A strong test—the highest ranking here—assesses an even higher percentage (75 or more) of the topics identified within each component, meets all of the other criteria for an acceptable test, and also addresses how to support struggling readers and English learners.
A weak test either addresses fewer than half of the topics in one or more components or combines reading with one or more other subjects or includes four or more practices contrary to the research (without clearly identifying that these are undesirable teaching practices).
An unacceptable test covers none of the topics in one or more components, or does not cover all five components adequately and also includes four or more contrary practices.
The bad news: While no test sunk to the depths of unacceptable, a whopping fifteen of the twenty-five qualified as weak. The most common negative factor was failure to adequately address all five components of the science of reading, and the three weakest tests addressed an average of fewer than 40 percent of topics in each component. The next-most common negative was combining reading with other subjects, such that strength in another subject could result in a passing score that masks a limited understanding of reading instruction specifically. On the upside, of the ten tests that met the criteria of acceptable, six exceeded the criteria and were rated as strong measures of aspiring teachers’ knowledge of reading instruction.
Unfortunately, weak tests are widely used across the country. Only twenty states use a strong or acceptable reading licensure test, the most common of those being the Foundations of Reading test, used by eleven states, including Fordham’s home state of Ohio. Twenty-eight states use weak tests, two use a combination of both acceptable and weak tests, and one state (Iowa) has no elementary teacher reading licensure test at all. Twelve states allow teaching candidates to choose among several different tests, although in most cases all options are weak, so the choice doesn’t matter much. Author Putman also cites the specific case of Oklahoma, which had an acceptable reading test in use, but in 2022 began allowing candidates to opt for a weaker test. (This was explained as an effort to combat a shortage of teachers in the Sooner State.)
Putman’s recommendations are straightforward. Testing companies should either shore up or discontinue their weak tests; she notes that both ETS and Pearson currently produce both low- and high-quality tests, so they should be readily able to refocus on the good stuff to the exclusion of the bad without much disruption to their business.
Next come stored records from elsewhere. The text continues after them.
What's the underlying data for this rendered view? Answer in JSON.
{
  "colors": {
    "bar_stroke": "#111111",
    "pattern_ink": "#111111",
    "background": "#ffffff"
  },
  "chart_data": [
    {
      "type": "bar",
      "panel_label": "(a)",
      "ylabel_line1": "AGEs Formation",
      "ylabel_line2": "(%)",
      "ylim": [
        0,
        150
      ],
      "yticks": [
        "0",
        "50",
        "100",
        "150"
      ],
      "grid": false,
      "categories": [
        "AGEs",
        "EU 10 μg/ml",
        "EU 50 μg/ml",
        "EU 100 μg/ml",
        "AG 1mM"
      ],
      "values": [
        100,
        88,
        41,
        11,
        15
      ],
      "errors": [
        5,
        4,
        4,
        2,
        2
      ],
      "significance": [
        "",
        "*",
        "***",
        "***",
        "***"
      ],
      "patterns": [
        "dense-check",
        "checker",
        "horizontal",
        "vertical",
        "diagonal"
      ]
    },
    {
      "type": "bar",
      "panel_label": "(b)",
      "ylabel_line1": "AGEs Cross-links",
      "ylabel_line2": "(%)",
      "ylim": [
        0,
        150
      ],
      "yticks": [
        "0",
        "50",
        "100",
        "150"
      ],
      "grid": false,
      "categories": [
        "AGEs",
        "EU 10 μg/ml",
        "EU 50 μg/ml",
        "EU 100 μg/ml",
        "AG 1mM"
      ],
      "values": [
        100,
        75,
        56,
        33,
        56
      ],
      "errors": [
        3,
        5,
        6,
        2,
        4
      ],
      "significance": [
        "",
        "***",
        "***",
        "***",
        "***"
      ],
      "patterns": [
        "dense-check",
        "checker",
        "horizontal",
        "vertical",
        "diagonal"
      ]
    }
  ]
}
State leaders should switch out their weak tests for stronger ones—no matter what political or administrative effort that requires—reduce the number of test options available for aspiring teachers, and close any testing loopholes that may exist. (For instance, some states do not require reading tests for special education or early childhood teachers.)
NCTQ is leading the charge to make sure that every avenue is covered to ensure that the vital components of the science of reading are taught, tested, and delivered to students, and also to ensure that all harmful teaching practices are eliminated in every corner of the education system, no matter how obscure.